Weitere Kindergarten-Baustelle

Wie erwähnt, ist der Binzenhof nicht die einzige Kindergarten-Baustelle. Vor bald zwei Wochen hat der Einwohnerrat einen Kredit von 3,9 Millionen Franken für drei neue Kindergärten im Scheibenschachen bewilligt. Die beiden alten werden abgebrochen. Die dritte Abteilung ist provisorisch in der Eingangshalle des Schulhauses untergebracht, wo Wände eingezogen worden sind. 1,3 Millionen pro Abteilung. Angesichts der finanziellen Lage der Stadt zu teuer, meint Hans Ulrich Locher, Bewohner im nahen Aarepark-Quartier. Er sammelt Unterschriften für ein Referendum.

Im Stadtteil Rohr ist ein Schulgebäude mit drei Kindergarten-Abteilungen geplant. Der bestehende stark renovationsbedürftige Holzpavillon wird abgebrochen, die bestehende Kindergartenabteilung «Auenhalle» wird ersetzt, und es bedarf hier einer zusätzlichen Abteilung. Die Stadt Aarau und die Kreisschule Buchs-Rohr arbeiten zusammen und wollen das Grundstück am der Ecke Kirchweg/Hinterdorfstrasse im Stadtteil Rohr gemeinsam für den Kindergarten und die Familien- und Schulergänzenden Tagesstrukturen Fusta nutzen. Die Ergebnisse des laufenden Architekturwettbewerbs sollen im März vorliegen.

Ein neuer Kindergarten, jener in der Telli, ist bereits in Betrieb. Die Kinder haben ihn im August letzten Jahres mit Freude in Beschlag genommen. Sie kümmert es wenig, dass auch diese Abteilung über 1 Million Franken gekostet hat.

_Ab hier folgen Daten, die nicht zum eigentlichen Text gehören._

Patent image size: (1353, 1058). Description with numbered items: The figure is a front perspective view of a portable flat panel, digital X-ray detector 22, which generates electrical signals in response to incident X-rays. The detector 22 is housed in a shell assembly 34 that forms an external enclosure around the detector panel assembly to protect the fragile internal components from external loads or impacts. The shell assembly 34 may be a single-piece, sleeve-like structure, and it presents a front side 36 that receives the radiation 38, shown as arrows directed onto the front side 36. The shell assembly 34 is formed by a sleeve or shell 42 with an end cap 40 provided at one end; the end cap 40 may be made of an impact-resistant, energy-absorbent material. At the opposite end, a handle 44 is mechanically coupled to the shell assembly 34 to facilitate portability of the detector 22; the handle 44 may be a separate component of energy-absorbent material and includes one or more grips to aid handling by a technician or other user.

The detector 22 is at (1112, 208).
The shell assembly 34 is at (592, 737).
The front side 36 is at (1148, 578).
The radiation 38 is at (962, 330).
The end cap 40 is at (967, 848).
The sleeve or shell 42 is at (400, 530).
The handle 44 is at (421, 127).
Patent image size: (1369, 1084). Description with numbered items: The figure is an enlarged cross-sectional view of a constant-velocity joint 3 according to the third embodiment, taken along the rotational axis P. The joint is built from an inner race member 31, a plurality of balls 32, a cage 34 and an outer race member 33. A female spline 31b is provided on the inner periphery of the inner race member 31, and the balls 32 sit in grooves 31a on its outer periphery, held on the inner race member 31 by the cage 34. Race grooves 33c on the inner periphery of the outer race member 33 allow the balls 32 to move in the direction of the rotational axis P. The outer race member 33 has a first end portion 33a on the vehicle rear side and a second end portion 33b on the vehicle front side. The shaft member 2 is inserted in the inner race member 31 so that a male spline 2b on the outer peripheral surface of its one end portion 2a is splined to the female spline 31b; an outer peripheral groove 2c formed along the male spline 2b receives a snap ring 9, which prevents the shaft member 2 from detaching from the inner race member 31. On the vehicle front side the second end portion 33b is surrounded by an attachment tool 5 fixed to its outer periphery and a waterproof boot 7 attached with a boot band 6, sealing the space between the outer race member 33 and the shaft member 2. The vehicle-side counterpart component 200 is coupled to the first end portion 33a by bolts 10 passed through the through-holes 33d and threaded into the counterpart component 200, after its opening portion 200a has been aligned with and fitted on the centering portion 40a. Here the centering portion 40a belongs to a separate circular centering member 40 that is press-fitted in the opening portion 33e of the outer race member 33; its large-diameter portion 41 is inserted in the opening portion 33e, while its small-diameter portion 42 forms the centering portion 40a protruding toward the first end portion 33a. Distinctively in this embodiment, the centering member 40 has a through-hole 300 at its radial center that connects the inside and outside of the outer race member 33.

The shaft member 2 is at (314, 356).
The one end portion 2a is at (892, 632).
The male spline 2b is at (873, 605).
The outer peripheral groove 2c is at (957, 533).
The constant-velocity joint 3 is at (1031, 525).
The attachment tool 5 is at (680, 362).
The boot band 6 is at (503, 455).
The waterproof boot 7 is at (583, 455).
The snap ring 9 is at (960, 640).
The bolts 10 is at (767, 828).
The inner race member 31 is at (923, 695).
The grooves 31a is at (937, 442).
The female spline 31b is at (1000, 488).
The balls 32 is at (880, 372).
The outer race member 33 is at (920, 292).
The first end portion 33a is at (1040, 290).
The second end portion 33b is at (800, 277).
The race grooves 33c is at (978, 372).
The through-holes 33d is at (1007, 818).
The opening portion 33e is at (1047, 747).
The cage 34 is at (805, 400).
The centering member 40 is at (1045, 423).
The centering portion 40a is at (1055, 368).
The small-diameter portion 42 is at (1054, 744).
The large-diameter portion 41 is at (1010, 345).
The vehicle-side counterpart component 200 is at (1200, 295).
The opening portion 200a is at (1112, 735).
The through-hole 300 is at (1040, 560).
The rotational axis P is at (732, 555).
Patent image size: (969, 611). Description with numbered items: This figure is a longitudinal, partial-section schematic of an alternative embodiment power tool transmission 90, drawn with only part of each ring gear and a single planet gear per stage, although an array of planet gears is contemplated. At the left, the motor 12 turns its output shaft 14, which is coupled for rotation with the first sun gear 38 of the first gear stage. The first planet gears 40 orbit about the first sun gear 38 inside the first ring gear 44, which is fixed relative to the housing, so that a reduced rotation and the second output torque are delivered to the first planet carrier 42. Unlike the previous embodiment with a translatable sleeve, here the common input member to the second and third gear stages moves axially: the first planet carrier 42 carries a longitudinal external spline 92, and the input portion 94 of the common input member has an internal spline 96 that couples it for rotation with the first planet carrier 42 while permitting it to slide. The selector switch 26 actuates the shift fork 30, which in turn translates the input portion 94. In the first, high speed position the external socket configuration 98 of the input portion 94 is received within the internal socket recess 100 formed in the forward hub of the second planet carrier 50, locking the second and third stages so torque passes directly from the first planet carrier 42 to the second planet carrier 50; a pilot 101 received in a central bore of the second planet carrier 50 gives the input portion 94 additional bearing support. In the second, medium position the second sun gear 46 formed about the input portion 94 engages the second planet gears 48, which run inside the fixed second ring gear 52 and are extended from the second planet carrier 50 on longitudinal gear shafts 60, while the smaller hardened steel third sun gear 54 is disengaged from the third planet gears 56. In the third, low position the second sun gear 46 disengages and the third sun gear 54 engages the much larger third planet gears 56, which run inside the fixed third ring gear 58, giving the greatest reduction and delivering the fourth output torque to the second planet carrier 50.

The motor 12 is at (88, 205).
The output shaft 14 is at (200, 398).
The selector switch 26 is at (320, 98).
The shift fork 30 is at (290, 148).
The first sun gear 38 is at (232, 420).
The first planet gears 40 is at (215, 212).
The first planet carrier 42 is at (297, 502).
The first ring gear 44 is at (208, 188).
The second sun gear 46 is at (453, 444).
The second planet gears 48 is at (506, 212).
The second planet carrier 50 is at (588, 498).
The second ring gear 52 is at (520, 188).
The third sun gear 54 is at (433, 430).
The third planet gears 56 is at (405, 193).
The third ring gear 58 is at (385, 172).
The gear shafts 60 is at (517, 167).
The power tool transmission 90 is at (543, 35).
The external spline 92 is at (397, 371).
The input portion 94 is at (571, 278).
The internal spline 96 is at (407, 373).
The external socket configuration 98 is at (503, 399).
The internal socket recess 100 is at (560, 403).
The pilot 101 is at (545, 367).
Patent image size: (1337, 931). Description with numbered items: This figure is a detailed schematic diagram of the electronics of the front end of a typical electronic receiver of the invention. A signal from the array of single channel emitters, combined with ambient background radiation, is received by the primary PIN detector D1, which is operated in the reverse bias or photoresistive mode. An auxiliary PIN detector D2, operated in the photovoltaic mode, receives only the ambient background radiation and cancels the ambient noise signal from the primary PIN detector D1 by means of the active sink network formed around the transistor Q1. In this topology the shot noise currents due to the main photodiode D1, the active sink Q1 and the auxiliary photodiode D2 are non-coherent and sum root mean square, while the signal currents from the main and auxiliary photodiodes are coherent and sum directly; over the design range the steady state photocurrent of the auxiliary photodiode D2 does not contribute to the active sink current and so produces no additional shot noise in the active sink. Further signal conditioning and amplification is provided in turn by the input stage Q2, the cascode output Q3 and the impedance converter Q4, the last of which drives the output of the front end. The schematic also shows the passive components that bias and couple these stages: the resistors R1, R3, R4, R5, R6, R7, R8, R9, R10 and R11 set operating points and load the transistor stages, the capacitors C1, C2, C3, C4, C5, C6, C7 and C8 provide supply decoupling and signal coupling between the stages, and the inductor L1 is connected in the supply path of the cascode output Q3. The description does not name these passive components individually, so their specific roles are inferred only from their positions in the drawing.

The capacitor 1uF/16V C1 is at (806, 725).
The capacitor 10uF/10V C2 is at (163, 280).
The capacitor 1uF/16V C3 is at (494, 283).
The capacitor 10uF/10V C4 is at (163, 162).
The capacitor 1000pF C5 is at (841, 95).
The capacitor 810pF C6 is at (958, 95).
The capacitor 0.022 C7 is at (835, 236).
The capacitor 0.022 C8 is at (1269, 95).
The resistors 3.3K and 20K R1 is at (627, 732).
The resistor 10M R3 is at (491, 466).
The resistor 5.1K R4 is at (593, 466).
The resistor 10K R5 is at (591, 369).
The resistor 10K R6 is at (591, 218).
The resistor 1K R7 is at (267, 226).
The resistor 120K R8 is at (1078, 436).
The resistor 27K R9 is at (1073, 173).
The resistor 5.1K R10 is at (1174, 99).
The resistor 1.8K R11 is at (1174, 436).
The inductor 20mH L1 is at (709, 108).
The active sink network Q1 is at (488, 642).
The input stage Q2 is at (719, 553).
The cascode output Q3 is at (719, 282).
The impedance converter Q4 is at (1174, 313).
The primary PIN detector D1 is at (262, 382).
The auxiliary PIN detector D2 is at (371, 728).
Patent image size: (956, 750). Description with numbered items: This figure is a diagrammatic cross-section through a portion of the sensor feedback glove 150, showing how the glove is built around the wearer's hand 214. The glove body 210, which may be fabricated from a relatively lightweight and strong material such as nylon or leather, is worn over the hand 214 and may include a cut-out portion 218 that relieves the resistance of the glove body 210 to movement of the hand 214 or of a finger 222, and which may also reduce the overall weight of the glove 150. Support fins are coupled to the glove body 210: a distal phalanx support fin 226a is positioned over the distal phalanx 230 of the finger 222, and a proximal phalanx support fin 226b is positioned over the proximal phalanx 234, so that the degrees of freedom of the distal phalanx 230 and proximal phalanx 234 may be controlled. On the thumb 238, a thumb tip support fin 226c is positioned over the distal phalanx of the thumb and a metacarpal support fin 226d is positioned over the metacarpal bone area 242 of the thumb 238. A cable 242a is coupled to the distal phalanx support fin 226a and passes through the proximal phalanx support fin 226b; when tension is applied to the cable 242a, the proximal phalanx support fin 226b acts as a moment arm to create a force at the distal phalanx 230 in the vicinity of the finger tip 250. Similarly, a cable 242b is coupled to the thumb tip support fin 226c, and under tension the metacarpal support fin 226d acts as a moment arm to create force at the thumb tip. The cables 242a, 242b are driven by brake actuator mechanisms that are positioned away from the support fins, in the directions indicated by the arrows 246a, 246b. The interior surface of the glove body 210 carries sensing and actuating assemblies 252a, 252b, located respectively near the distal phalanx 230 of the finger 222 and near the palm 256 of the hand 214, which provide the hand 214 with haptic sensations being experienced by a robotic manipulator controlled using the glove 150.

Auch dieser zu teuer? «Wollen wir an Schulanlagen sparen, die auf eine lange Lebensdauer angelegt sind?» Franziska Graf-Bruppacher antwortet mit einer Gegenfrage und verweist auf das Oberstufenschulhaus Schachen, das offenbar nicht für hundert Jahre gebaut worden sei, dafür aber bereits teure Sanierungen nötig hat. Gute Qualität zahle sich über die Jahre aus.

Auch der Kindergarten im Binzenhof-Quartier werde über eine Million Franken kosten, sagt Graf. Ein Schulgebäude könne nicht mit einem Einfamilienhaus verglichen werden, an das bezüglich Wärmedämmung, Schallschutz, Lüftung, Beleuchtung und Abnutzung nicht derart grosse Anforderungen gestellt würden. «Man kann billiger bauen, ob das aber auch günstig und vor allem langfristig günstig ist, ist die andere Frage.» Und, sagt sie, in einem Container könne durchaus unterrichtet werden, nur müsse man dann auch die höheren Heizkosten in Kauf zu nehmen bereit sein.